Chez bien des hommes de valeur, cette valeur dépend de la variété des personnages dont ils se sentent capables. Henri Beyle, capable d’un bon préfet du type 1810, n’en était pas moins un diable d’homme toujours déchaîné contre ce qu’il y a de plus respectable. Ce sceptique croyait à l’amour. Cette mauvaise tête est patriote. Ce notateur abstrait s’intéresse à la peinture, (ou s’efforce, ou fait semblant de s’y intéresser).
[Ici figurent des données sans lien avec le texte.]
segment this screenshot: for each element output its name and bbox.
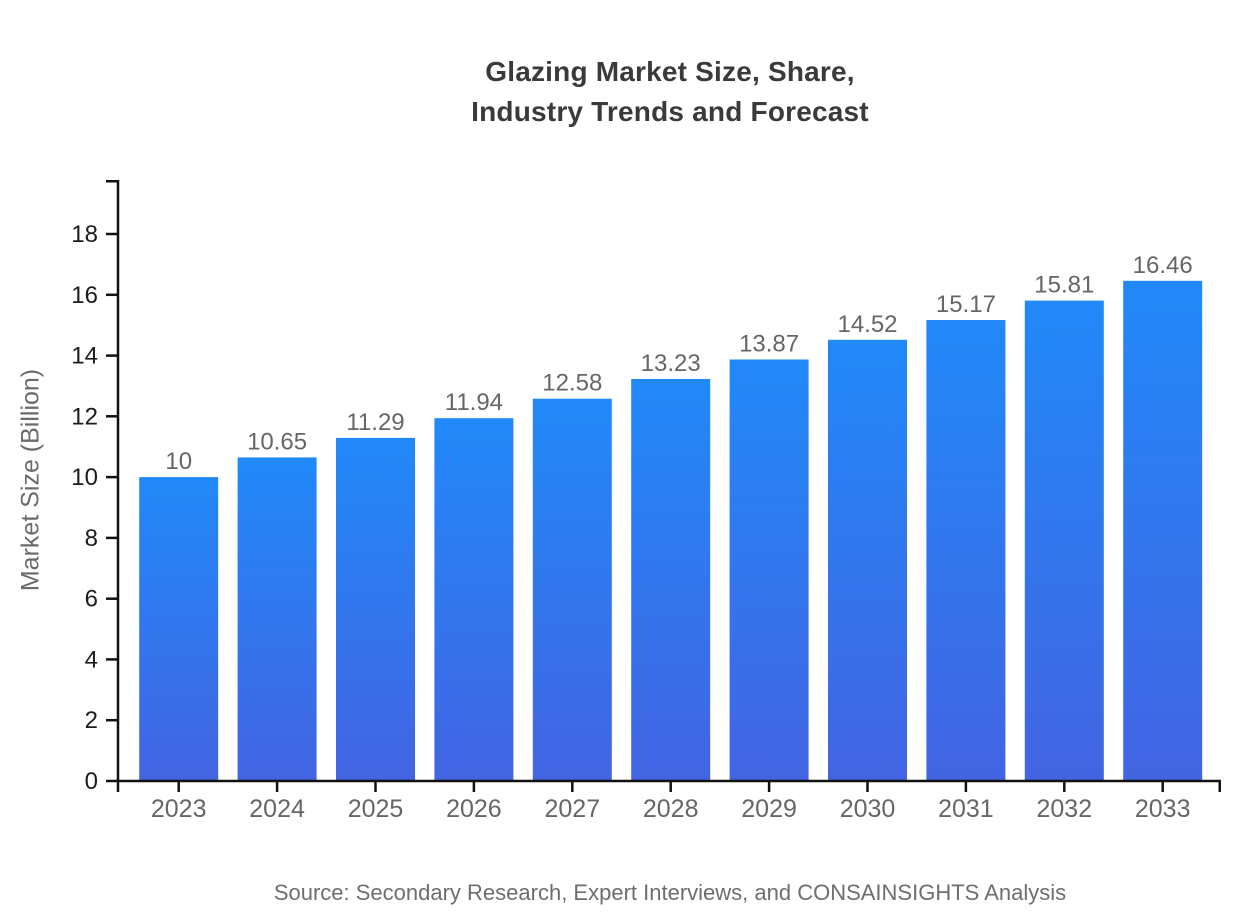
chart-title: Glazing Market Size, Share, Industry Tre…: [140, 52, 1200, 132]
y-tick-label-8: 8: [85, 525, 98, 552]
y-tick-label-6: 6: [85, 586, 98, 613]
chart-title-line-1: Glazing Market Size, Share,: [485, 56, 855, 87]
bar-value-label-2029: 13.87: [739, 331, 799, 358]
bar-2024: [237, 457, 317, 781]
bar-value-label-2024: 10.65: [247, 428, 307, 455]
source-note: Source: Secondary Research, Expert Inter…: [273, 880, 1067, 905]
bar-value-label-2027: 12.58: [542, 370, 602, 397]
x-tick-label-2027: 2027: [544, 795, 600, 823]
bar-value-label-2031: 15.17: [936, 291, 996, 318]
bar-2026: [434, 418, 514, 781]
y-tick-label-12: 12: [71, 403, 98, 430]
x-tick-label-2031: 2031: [938, 795, 994, 823]
y-tick-label-0: 0: [85, 768, 98, 795]
x-tick-label-2026: 2026: [446, 795, 502, 823]
y-tick-label-18: 18: [71, 221, 98, 248]
y-tick-label-10: 10: [71, 464, 98, 491]
bar-2032: [1024, 300, 1104, 781]
x-tick-label-2025: 2025: [348, 795, 404, 823]
x-tick-label-2033: 2033: [1135, 795, 1191, 823]
bar-2028: [631, 379, 711, 781]
bar-2029: [729, 359, 809, 781]
bar-2027: [532, 398, 612, 781]
x-tick-label-2030: 2030: [840, 795, 896, 823]
bar-value-label-2033: 16.46: [1133, 252, 1193, 279]
bar-value-label-2026: 11.94: [445, 389, 503, 416]
chart-title-line-2: Industry Trends and Forecast: [471, 96, 869, 127]
x-tick-label-2028: 2028: [643, 795, 699, 823]
bar-2030: [828, 339, 907, 781]
x-tick-label-2024: 2024: [249, 795, 305, 823]
y-tick-label-16: 16: [71, 282, 98, 309]
bar-value-label-2028: 13.23: [641, 350, 701, 377]
bar-value-label-2032: 15.81: [1034, 272, 1094, 299]
y-tick-label-4: 4: [85, 646, 98, 673]
bar-2031: [926, 320, 1006, 781]
x-tick-label-2032: 2032: [1036, 795, 1092, 823]
x-tick-label-2023: 2023: [151, 795, 207, 823]
bar-value-label-2023: 10: [165, 448, 192, 475]
y-tick-label-2: 2: [85, 707, 98, 734]
bar-2033: [1123, 280, 1203, 781]
bar-value-label-2025: 11.29: [346, 409, 404, 436]
bar-2023: [139, 477, 219, 781]
y-tick-label-14: 14: [71, 343, 98, 370]
bar-value-label-2030: 14.52: [837, 311, 897, 338]
bar-2025: [336, 437, 415, 781]
x-tick-label-2029: 2029: [741, 795, 797, 823]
Il a des prétentions au positif, et il se fait une mystique de la passion.

Peut-être l’accroissement de la conscience de soi, l’observation constante de soi-même conduisent-elles à se trouver, à se rendre divers ? L’esprit se multiplie entre ses possibles, se détache à chaque instant de ce qu’il vient d’être, reçoit ce qu’il vient de dire, vole à l’opposite, se réplique et attend l’effet. Je trouve à Stendhal le mouvement, le feu, les réflexes rapides, le ton rebondissant, l’honnête cynisme des Diderot et des Beaumarchais, ces comédiens admirables. Se connaître n’est que se prévoir ; se prévoir aboutit à jouer un rôle. La conscience de Beyle est un théâtre, et il y a beaucoup de l’acteur dans cet auteur. Son œuvre est pleine de mots qui visent la salle. Ses préfaces parlent au public devant le rideau, clignent de l’œil, font au lecteur des signes d’intelligence, le veulent convaincre qu’il est le moins niais dans l’auditoire, qu’il est dans le secret de la farce, que lui seul sent le fin du fin. « Il n’y a que vous et moi », disent-elles.